Large language models (LLMs) have transformed coding and software engineering tasks. Current benchmarks for evaluating LLM coding tasks, such as SWE-bench, SWE-Lancer and others, evaluate end results; whether an LLM fixed a bug or produced correct code; but overlook the efficiency and reasoning process behind these outcomes. This project proposes a new observability framework that measures an LLM’s contextual reasoning, assessing its ability to identify relevant code artifacts, trace faults during iterative reasoning loops, and reason efficiently about program semantics. The goal is to shift LLM evaluation from outcome-based accuracy toward a deeper understanding of how models’ reason about code. Result will be beneficial for practitioners to gain deeper insights LLM reasoning trajectories and optimize costs.
Industrial leaders estimate that LLMs such as GitHub Copilot and ChatGPT now generate 30–45% of production code.
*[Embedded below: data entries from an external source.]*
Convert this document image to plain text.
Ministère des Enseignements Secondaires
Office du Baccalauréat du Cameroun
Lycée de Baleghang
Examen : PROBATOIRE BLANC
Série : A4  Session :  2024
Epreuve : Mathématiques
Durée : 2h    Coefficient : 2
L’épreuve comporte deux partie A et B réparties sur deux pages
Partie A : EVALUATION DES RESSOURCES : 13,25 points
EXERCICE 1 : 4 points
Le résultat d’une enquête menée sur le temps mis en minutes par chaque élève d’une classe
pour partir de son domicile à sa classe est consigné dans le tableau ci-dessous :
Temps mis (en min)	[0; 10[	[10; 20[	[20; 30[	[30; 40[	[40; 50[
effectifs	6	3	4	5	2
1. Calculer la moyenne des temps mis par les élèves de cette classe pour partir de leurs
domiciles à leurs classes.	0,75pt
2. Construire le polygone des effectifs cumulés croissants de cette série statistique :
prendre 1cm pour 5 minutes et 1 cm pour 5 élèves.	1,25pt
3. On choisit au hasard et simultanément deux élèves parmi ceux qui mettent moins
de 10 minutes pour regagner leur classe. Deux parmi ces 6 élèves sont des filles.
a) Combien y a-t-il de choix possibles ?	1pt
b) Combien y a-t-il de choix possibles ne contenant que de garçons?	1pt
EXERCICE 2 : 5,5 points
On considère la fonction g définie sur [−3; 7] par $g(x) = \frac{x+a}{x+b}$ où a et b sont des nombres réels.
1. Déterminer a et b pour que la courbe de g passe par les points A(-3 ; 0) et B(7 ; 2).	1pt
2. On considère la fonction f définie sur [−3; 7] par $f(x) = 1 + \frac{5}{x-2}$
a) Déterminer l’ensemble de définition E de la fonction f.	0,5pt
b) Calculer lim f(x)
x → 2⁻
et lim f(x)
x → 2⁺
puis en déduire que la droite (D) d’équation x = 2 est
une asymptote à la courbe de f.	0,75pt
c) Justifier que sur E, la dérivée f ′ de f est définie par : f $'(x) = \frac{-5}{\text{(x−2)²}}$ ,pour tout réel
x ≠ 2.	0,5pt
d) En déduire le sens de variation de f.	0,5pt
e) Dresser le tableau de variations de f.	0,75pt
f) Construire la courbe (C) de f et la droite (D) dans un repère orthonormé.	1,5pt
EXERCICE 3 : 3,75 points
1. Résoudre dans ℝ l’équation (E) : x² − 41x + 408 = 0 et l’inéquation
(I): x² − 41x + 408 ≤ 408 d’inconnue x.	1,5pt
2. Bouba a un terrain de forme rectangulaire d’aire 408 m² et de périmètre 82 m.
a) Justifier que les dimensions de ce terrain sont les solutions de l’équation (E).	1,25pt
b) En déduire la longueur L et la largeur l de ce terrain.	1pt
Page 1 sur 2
However, the code they produce is not always correct; syntactically valid yet semantically incorrect. Developers may fix these issues manually or rely on the same LLM to repair them, but it remains unclear whether an LLM can effectively fix bugs it introduced itself. This raises a fundamental question: does the reasoning an LLM uses to repair code align with the reasoning it used to generate it? If not, how does this misalignment vary with the depth of the underlying semantic error? To explore this, we propose a framework, where LLM deliberately injects and repairs its own bugs while its reasoning traces are analyzed for causal consistency. By measuring semantic alignment between generation and fix, this study investigates whether LLMs truly understand code semantics. The result oft is work will provide valuable insights for self-auditing and trustworthy AI in coding tasks.